Now I could see Boone Terrell in the Interrogation Room—too firm, too contained, too calm. Like a man holding in his grief because he had work to do. Money work, maybe—paid to tell a false story. Money work for his children.

Or maybe Boone Terrell just wanted to hurt Ricardo Vega. And maybe, in the end, he had—if he had lied, and that lie had made Vega send a bomb to Emory Foxx.

Chapter Twenty-One

The hospital let me out at 4:30 p.m. on Monday. My ribs ached, I limped, and my hat wouldn’t have fit if I’d worn a hat, but I could have been another victim. I felt good.

I cabbed home, got my old .45 calibre revolver, my duffle coat for the night, and took the subway to Long Island City. I rode the same bus I had the night I found Anne Terry in the house on Steiner Street where the two smallest victims waited for her to wake up. This time I stopped first at The Pyramid bar. I had an Irish. It still tasted fine.

‘You know Boone Terrell?’ I asked the bartender.
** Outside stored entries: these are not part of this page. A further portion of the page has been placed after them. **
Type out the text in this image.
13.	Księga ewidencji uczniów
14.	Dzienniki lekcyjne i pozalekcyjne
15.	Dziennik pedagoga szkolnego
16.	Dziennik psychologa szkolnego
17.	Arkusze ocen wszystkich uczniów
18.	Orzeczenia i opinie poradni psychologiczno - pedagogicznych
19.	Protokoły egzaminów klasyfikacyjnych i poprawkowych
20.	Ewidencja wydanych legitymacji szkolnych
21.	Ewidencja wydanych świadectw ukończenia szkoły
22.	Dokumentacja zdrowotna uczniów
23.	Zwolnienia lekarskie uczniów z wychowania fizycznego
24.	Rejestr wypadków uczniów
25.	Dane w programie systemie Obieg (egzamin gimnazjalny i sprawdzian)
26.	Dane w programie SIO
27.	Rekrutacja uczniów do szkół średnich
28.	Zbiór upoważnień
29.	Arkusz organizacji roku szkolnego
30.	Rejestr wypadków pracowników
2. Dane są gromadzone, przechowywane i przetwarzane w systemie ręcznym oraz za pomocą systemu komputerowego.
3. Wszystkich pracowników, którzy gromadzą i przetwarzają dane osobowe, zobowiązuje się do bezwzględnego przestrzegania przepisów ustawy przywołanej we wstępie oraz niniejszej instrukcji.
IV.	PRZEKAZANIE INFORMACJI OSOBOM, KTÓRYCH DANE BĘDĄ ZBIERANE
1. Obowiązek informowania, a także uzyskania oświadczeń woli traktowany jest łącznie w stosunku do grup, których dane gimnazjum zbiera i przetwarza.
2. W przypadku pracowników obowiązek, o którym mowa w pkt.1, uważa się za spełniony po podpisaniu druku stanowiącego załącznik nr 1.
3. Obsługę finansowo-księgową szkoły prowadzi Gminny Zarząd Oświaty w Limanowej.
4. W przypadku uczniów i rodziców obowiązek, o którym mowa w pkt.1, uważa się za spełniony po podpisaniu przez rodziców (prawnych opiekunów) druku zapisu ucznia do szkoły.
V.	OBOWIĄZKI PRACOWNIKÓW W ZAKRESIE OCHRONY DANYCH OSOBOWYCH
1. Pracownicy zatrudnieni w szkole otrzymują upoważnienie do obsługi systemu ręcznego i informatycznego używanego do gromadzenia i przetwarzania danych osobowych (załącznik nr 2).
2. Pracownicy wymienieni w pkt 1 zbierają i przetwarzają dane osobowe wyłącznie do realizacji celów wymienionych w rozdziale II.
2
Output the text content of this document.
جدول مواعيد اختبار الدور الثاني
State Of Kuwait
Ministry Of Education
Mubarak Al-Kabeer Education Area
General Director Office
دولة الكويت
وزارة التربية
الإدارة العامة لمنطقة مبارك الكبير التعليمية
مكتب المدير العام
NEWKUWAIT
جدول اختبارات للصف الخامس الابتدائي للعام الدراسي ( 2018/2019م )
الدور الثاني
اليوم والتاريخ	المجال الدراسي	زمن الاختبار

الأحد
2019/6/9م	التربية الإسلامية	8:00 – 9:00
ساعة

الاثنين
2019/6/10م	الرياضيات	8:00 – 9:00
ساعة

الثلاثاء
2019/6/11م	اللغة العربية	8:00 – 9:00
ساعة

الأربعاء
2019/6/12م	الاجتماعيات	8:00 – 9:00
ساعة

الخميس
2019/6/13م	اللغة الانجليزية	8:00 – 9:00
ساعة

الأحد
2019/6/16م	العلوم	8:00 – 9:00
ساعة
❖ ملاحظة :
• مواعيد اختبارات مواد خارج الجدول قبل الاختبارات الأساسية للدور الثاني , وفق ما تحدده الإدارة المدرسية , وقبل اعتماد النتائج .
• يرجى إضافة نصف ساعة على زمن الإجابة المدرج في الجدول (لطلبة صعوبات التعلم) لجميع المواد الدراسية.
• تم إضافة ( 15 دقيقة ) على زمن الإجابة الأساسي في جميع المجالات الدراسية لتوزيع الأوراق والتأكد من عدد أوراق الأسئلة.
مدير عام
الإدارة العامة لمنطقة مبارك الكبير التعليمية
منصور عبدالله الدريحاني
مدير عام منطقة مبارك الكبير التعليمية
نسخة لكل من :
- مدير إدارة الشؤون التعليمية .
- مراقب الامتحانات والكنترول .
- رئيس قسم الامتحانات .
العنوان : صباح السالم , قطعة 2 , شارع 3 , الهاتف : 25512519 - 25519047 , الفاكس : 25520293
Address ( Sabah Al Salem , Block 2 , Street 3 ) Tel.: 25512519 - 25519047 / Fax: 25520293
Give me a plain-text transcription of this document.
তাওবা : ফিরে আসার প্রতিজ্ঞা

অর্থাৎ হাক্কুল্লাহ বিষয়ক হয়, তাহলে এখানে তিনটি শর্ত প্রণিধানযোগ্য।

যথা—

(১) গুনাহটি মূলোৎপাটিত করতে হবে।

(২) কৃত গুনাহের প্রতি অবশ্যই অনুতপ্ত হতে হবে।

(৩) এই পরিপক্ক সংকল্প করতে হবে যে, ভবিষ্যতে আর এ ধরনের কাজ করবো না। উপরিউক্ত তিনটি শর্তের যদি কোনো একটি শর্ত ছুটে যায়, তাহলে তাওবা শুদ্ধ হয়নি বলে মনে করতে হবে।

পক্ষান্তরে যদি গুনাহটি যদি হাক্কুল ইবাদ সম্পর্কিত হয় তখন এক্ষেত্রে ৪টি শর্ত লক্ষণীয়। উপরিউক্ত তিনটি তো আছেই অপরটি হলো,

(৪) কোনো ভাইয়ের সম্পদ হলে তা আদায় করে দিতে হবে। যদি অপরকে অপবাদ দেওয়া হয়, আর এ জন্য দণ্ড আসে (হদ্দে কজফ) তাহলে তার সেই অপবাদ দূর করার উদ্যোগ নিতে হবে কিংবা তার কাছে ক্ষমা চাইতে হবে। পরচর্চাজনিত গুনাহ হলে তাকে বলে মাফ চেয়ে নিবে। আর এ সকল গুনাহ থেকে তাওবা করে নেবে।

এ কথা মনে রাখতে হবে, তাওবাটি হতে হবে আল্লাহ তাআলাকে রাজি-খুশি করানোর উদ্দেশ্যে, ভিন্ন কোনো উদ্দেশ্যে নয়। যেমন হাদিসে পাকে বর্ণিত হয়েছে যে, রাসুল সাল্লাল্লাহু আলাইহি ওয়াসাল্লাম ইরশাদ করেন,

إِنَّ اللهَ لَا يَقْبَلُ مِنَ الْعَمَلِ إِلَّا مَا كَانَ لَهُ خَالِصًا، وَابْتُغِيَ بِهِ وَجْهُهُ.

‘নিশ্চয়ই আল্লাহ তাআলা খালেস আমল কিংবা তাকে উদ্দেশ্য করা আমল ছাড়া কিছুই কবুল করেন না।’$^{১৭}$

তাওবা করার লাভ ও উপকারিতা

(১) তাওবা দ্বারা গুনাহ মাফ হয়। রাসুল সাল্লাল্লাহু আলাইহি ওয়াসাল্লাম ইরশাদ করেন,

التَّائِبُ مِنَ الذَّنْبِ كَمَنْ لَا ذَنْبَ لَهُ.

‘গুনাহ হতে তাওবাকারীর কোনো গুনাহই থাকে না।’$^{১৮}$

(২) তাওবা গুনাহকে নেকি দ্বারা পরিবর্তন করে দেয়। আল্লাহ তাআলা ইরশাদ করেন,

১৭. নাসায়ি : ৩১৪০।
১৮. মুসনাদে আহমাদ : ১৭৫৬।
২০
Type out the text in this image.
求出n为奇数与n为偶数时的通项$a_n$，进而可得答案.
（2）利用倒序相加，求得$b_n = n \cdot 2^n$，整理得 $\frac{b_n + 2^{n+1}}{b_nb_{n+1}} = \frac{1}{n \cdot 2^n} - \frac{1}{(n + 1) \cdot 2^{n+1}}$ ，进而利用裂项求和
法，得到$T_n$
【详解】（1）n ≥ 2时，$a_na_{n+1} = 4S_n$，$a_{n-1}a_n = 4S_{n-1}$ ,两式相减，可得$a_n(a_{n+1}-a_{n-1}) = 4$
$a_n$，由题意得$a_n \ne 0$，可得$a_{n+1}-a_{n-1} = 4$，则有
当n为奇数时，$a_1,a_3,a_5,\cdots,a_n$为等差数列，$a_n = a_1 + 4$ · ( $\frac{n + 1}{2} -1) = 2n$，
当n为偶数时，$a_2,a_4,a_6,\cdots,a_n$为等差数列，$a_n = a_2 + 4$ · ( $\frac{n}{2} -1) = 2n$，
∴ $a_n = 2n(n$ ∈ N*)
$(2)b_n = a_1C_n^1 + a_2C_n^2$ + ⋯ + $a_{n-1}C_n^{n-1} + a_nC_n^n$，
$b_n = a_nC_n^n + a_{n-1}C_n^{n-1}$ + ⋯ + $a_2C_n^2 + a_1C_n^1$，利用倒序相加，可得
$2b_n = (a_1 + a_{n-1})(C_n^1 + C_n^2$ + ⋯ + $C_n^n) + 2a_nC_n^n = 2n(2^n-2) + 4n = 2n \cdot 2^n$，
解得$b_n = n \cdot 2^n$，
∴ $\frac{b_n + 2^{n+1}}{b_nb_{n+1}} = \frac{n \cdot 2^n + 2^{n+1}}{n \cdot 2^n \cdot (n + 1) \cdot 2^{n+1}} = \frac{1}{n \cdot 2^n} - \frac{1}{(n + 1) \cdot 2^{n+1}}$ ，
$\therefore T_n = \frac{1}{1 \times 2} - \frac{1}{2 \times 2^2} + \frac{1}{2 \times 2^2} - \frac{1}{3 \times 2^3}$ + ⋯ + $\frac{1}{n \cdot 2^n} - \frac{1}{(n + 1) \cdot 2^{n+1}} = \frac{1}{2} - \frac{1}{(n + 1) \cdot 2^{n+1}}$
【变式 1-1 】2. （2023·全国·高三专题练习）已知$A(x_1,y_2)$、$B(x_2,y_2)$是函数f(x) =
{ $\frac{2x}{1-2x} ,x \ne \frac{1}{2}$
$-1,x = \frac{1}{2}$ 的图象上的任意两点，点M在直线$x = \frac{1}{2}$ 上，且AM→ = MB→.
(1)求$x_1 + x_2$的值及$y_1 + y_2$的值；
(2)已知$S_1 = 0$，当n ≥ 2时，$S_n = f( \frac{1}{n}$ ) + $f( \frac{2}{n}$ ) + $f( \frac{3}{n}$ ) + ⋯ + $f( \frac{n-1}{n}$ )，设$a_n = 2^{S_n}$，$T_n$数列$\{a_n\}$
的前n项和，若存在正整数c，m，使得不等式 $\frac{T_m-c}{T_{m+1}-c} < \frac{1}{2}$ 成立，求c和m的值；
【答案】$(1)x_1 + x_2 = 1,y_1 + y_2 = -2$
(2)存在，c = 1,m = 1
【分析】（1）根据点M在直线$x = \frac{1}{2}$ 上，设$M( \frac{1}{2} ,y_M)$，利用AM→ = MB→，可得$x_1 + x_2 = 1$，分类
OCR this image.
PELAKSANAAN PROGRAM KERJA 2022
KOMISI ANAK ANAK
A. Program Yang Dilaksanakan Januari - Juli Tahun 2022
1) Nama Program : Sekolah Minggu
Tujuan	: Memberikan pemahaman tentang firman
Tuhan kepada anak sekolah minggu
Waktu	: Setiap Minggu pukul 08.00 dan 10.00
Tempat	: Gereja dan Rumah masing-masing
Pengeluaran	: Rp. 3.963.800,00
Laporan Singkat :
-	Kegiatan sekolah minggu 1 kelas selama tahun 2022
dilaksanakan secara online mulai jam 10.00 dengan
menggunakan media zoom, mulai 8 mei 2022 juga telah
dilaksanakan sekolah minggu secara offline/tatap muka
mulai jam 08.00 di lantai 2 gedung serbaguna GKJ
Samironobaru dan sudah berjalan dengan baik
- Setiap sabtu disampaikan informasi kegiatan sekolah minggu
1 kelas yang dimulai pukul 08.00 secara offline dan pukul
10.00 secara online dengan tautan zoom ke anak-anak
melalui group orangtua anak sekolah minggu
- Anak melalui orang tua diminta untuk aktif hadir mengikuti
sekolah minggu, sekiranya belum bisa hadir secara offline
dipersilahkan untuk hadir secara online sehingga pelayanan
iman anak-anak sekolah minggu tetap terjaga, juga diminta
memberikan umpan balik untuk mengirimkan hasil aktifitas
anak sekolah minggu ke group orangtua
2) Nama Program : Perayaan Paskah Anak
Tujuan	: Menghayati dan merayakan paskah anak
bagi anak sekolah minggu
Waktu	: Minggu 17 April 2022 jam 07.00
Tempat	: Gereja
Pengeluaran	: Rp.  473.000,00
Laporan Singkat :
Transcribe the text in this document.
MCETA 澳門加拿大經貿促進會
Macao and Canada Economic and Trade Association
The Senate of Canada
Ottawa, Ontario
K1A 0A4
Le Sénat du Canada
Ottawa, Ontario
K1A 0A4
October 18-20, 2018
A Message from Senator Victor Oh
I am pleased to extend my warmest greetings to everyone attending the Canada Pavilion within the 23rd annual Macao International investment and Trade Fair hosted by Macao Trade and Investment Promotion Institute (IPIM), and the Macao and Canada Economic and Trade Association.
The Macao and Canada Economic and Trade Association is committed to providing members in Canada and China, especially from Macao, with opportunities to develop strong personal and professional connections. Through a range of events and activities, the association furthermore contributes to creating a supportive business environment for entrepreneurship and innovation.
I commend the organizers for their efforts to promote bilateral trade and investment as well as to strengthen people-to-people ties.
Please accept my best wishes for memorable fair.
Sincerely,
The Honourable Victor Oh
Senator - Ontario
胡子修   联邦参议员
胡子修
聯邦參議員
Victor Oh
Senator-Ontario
‘Sure do,’ he said. ‘You a cop?’

‘Insurance adjuster,’ I said. People like to help other people get insurance money, beat the big company. ‘Terrell needs a man he says was in here looking for him on Monday night. Heavy man, red-faced,’ and I described Emory Foxx.

‘I remember, sure. He come in after the cops was here. Talked to Matt Boyle, a pal of Boone. You want Matt?’

‘Later, maybe,’ I said.

In the daylight the semi-detached houses on the quiet streets looked neither individual nor manipulated. Anonymous houses, unimportant, like the homes of all the faceless billions on earth at any given moment. At the house on Steiner Street there was loud music again from inside. When I rang, the same small, running feet answered like an echo.